In 2017, Puerto Rico was hit hard by two major hurricanes, Irma and Maria. First came Irma, a Category 5 storm that pummeled the island, leaving a trail of destruction. Less than two weeks later came Maria, another Category 5 storm that directly hit the island in what became the worst natural disaster in the U.S. territory's history. The storm moved directly across the island, knocking out electricity and inundating towns with floodwaters and mudslides.
Maria's immediate aftermath was brutal. It included cascading failures of critical infrastructure that threatened systems that people depend on to survive: energy, transportation, communications, water, and wastewater treatment. The storm caused $90 billion in damage to the island, and Puerto Ricans were forced to live without power for 328 days — the longest blackout in U.S. history. The storm also caused an estimated 3,000 deaths, according to an independent study commissioned by former Puerto Rico Gov. Ricardo Rossello (D).
Nearly four years later, communities are still trying to recover and rebuild the island's infrastructure.
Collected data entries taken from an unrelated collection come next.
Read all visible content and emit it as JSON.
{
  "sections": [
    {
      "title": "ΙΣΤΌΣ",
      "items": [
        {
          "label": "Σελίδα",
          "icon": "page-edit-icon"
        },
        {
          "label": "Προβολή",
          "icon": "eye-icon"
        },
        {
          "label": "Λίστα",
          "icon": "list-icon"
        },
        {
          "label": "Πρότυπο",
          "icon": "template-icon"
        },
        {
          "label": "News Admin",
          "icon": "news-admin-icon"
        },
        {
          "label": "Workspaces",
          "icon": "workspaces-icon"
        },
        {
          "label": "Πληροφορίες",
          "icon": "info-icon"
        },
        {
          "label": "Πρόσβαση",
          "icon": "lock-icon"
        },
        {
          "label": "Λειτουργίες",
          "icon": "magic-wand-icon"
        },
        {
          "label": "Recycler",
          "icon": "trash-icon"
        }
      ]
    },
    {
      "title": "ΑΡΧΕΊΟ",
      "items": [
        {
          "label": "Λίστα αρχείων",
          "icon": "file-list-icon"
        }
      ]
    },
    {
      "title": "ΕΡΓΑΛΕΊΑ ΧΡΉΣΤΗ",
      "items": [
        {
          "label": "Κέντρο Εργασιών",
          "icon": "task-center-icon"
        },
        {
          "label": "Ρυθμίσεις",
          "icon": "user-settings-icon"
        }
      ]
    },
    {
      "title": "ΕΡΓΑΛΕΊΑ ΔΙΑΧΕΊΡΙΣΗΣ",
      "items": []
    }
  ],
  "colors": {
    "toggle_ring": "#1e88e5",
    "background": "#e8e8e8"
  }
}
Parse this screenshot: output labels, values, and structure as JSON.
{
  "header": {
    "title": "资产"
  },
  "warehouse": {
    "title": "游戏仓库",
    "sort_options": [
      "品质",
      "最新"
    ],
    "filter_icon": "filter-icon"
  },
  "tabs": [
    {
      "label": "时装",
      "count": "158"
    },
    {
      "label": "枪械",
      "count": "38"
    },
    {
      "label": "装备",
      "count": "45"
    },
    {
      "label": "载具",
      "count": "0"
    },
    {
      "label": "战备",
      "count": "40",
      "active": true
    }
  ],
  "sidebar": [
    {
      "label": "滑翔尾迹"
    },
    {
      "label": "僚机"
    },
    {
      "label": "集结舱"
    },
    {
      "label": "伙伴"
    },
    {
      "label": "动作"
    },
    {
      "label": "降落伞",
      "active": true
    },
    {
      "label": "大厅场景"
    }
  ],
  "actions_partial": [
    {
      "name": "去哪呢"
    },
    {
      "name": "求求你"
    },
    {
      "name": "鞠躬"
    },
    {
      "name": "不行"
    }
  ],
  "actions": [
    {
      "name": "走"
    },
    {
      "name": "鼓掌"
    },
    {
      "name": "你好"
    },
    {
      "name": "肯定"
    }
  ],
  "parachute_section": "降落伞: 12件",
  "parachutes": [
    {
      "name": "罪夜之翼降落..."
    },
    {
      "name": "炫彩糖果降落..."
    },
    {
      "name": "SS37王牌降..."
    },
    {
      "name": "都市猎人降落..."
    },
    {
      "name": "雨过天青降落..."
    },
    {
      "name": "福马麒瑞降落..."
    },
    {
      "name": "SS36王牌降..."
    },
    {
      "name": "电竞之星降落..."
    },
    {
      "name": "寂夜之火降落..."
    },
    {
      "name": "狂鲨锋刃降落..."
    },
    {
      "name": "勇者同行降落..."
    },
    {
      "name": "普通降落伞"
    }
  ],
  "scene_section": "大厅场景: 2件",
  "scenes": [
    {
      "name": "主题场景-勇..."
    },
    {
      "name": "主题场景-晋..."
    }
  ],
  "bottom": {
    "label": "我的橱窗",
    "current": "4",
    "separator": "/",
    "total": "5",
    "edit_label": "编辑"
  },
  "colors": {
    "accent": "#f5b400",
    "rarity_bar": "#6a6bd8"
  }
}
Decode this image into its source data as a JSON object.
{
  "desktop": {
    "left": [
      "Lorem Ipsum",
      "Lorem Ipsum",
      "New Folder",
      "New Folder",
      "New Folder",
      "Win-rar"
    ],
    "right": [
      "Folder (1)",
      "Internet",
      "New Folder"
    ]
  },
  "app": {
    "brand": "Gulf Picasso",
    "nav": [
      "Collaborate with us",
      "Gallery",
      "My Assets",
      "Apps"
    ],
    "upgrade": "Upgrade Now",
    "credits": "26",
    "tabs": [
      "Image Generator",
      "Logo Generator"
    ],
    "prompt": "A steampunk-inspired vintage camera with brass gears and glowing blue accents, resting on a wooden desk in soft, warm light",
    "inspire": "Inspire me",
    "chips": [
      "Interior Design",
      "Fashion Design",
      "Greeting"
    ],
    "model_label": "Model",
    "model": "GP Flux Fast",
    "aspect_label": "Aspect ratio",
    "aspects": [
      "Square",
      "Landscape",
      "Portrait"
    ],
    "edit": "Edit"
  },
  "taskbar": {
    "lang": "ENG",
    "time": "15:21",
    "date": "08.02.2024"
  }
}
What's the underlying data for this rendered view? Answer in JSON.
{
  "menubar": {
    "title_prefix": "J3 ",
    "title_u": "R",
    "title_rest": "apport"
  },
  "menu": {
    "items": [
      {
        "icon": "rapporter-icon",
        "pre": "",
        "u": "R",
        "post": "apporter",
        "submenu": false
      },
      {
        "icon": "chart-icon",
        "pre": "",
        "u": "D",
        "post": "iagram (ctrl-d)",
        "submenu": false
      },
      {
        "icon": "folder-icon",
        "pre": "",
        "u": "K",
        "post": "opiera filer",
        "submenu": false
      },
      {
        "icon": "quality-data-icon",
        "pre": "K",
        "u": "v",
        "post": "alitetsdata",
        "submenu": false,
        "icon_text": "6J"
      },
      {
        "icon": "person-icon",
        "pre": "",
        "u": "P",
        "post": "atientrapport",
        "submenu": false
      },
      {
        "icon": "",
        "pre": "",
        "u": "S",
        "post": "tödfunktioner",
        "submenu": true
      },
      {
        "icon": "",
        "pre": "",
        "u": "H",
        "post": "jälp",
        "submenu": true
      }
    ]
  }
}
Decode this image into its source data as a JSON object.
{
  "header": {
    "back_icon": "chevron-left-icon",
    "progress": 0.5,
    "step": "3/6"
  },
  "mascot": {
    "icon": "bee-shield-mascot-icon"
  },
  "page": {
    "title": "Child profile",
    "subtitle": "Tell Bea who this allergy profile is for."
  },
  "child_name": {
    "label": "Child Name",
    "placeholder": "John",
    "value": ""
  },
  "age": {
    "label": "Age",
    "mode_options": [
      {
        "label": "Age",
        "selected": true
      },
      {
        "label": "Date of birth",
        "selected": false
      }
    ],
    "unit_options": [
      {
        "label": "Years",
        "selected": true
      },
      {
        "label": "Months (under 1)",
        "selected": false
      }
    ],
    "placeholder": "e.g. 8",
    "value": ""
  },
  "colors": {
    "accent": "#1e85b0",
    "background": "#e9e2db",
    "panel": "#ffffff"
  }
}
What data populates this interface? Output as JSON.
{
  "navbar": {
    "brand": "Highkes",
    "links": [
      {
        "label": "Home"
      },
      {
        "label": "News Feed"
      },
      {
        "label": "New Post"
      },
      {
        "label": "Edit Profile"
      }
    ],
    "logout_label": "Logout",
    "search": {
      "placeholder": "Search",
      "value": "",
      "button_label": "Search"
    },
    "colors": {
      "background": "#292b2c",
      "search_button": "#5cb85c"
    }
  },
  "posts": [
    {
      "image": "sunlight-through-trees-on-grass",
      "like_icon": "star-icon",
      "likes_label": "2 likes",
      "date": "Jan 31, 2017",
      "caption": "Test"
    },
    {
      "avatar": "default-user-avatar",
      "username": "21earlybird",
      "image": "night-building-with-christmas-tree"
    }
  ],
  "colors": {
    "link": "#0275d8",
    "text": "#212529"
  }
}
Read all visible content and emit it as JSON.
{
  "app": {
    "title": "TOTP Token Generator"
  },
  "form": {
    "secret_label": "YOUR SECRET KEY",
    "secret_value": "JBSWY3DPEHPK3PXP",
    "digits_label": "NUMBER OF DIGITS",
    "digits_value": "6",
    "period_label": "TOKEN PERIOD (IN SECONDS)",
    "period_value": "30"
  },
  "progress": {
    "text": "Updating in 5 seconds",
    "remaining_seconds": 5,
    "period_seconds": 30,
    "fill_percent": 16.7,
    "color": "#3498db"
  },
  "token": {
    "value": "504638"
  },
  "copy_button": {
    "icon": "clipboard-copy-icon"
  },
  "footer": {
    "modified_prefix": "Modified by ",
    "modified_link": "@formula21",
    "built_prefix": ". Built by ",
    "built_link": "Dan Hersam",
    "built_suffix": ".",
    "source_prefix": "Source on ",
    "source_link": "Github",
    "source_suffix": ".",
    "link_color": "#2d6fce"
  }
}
Historically, Puerto Rico's ability to recover from tropical storms and other disasters has depended on the federal government's efforts to ensure that communities get the funds they need to reignite economic growth and development.
However, the Trump administration greatly slowed — and deliberately obstructed — Puerto Rico's progress in repairing and rebuilding the island's infrastructure. Thankfully, the Biden administration has reversed course by lifting Trump-era restrictions on disaster relief.
On April 19, the U.S. Department of Housing and Urban Development (HUD) unlocked access to roughly $8 billion in federal grant mitigation funds for Puerto Rico and removed "onerous restrictions" that limited access to federal grant disaster recovery funds in Maria's wake.
President Biden should be applauded for his efforts to rectify past injustices and support the economic life of Puerto Rico through funds that can help rebuild the island's infrastructure. These disaster relief dollars are long overdue — and a big step in the right direction to recognize Puerto Ricans as first-class American citizens.
Another major step forward: the Biden administration has expressed support for Puerto Rico's statehood. But its lack of statehood means Puerto Ricans aren't considered equals or treated as such. Accordingly, Biden has announced his plans to work with Puerto Rican officials "who support each of the status options in Puerto Rico."
Top Puerto Rican officials, including Gov. Pedro Pierluisi (D) and Resident Commissioner Jenniffer González-Colón (R), a nonvoting member of the U.S. House of Representatives, say that now is the time for Puerto Rico to receive statehood. "It is time for Congress to hear us out and to allow the people from the island to get their American citizenship fulfilled and empowered," González-Colón said.
Puerto Rico's support for statehood on a national level speaks volumes — and represents significant progress in federal policy toward Puerto Rico. Simply put, they are long overdue steps toward equity and inclusion for the island territory.